Nel 1962 organizza, presso il negozio Olivetti di Milano, la famosa mostra di Arte Programmata, mentre agli anni dal 1961 al 1965 risale una serie di multipli, oggetti estetici prodotti serialmente. Nel 1967 è invitato dall’Harvard University a tenere un corso di comunicazione visiva presso il Carpenter Center for the Visual Arts di Cambridge, nel Massachusetts: da quelle lezioni nasce il libro Design e comunicazione visiva, che si affianca a volumi in cui espone le proprie idee sul design. Partecipa alla Triennale di Milano del 1968 con un progetto d’ambiente abitabile minimo (con L. Forges Davanzati e P. Ranzani), e dello stesso anno sono i primi Giochi didattici, ideati per Danese col concorso del pedagogista Giovanni Belgrano.
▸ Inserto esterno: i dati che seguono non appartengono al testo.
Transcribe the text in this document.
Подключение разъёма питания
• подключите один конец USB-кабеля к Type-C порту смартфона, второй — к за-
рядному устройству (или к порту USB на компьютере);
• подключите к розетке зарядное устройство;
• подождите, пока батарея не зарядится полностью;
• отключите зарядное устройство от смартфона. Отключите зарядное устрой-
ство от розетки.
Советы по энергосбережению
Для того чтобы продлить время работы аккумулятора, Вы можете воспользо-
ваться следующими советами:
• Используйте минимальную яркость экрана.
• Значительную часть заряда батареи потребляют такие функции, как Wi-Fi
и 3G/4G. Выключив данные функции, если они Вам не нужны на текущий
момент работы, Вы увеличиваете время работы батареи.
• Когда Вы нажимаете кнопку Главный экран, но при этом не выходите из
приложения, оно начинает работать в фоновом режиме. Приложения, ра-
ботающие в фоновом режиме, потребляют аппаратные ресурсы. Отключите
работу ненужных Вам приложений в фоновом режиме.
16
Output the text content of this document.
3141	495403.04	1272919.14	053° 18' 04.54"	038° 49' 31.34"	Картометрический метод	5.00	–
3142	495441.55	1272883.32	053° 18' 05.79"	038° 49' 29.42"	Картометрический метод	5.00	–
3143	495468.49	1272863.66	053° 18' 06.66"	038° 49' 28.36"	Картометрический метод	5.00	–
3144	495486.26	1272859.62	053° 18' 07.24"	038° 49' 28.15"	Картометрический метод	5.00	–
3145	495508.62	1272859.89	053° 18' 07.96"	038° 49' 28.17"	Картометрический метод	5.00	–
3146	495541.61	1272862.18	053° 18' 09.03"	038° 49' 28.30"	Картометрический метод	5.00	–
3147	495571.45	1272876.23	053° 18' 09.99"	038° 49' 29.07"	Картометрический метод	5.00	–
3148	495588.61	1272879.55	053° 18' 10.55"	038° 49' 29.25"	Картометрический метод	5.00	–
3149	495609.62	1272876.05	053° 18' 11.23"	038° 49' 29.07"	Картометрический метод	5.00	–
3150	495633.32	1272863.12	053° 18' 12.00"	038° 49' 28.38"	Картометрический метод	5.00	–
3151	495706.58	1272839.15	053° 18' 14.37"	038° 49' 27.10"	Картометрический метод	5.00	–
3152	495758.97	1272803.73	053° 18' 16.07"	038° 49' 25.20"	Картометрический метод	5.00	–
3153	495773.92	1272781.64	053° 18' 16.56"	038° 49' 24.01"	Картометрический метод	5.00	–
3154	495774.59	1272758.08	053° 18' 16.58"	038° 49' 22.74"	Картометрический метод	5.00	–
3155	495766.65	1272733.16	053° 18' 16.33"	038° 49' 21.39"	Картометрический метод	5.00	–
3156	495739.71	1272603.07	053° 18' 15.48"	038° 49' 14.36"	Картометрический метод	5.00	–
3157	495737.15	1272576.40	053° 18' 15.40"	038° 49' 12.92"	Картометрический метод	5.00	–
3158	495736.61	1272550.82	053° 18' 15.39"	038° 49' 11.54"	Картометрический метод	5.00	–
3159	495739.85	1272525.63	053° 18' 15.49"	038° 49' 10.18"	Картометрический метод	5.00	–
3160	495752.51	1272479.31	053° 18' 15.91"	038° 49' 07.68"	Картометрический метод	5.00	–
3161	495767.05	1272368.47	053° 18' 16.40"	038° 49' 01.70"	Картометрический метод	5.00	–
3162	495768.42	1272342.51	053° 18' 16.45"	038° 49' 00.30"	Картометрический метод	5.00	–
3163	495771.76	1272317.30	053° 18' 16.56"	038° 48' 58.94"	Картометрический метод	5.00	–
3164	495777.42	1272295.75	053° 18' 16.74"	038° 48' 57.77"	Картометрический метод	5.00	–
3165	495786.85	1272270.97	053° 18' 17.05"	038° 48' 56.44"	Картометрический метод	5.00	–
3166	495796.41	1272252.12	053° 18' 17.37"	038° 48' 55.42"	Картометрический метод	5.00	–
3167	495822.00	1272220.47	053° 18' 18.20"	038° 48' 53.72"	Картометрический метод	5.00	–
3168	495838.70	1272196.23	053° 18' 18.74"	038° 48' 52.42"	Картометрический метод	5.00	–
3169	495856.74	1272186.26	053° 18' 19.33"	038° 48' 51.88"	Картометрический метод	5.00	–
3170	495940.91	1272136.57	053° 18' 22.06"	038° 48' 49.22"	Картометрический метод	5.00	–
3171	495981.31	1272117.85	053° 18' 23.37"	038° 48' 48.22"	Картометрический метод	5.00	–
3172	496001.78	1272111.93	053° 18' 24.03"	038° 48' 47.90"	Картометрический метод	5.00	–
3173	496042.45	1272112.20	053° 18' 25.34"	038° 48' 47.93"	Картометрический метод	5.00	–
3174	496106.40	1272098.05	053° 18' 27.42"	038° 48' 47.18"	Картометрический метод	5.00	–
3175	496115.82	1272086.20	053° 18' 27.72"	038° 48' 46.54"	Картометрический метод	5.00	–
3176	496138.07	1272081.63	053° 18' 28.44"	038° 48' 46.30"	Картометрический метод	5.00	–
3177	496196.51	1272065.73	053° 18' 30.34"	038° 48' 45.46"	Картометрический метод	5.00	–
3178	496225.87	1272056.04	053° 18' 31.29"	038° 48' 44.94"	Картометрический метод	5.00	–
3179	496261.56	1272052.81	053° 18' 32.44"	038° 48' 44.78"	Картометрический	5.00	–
Per la ditta Robots progetta l’Abitacolo (1970-71), una struttura abitabile trasformabile per bambini: dall’Abitacolo deriva una lunga serie di oggetti che vengono prodotti ancora oggi. L’interesse per l’infanzia si concretizza, nei Giochi, nei Libri destinati ai bambini o agli insegnanti e nei “laboratori per l’infanzia” che ancor oggi sono richiesti in tutto il mondo.

Nel 1979 riceve un altro Compasso d’oro per l’Abitacolo, poi una menzione d’onore dell’Accademia delle Scienze di New York, il Premio della Japan Design Foundation (1985), il Premio Spiel Gut di Ulm (1971, 1973, 1987), il Premio Andersen (1974), il Premio Lego (1986) e il Premio dell’Accademia dei Lincei per la grafica (1988). Nel 1989 ottiene la laurea ad honorem in architettura dall’Università di Genova.

Negli anni ’80 e ’90 la creatività di Munari non si esaurisce, anzi si concretizza in nuovi e diversi cicli di opere, quali le sculture Filipesi del 1981, i Rotori del 1989, le Strutture Ad Alta Tensione del 1990 e le grandi sculture in acciaio corten esposte a Napoli, Cesenatico, e Riva del Garda. Uno dei suoi ultimi progetti è l’orologio “tempo libero” realizzato dalla Swatch nel 1997.

Pur lavorando essenzialmente da solo, ha avuto molti collaboratori: per la musica Davide Mosconi, per il cinema Carlo Cossio (1930) e Marcello Piccardo (1960), per la luce Piero Castiglioni, per il design Marco Ferreri, per le edizioni di grafica d’arte Paolo Minoli, e con Maurizio Corraini ha pubblicato gran parte dei suoi ultimi libri.

Bruno Munari muore a Milano nel settembre del 1998.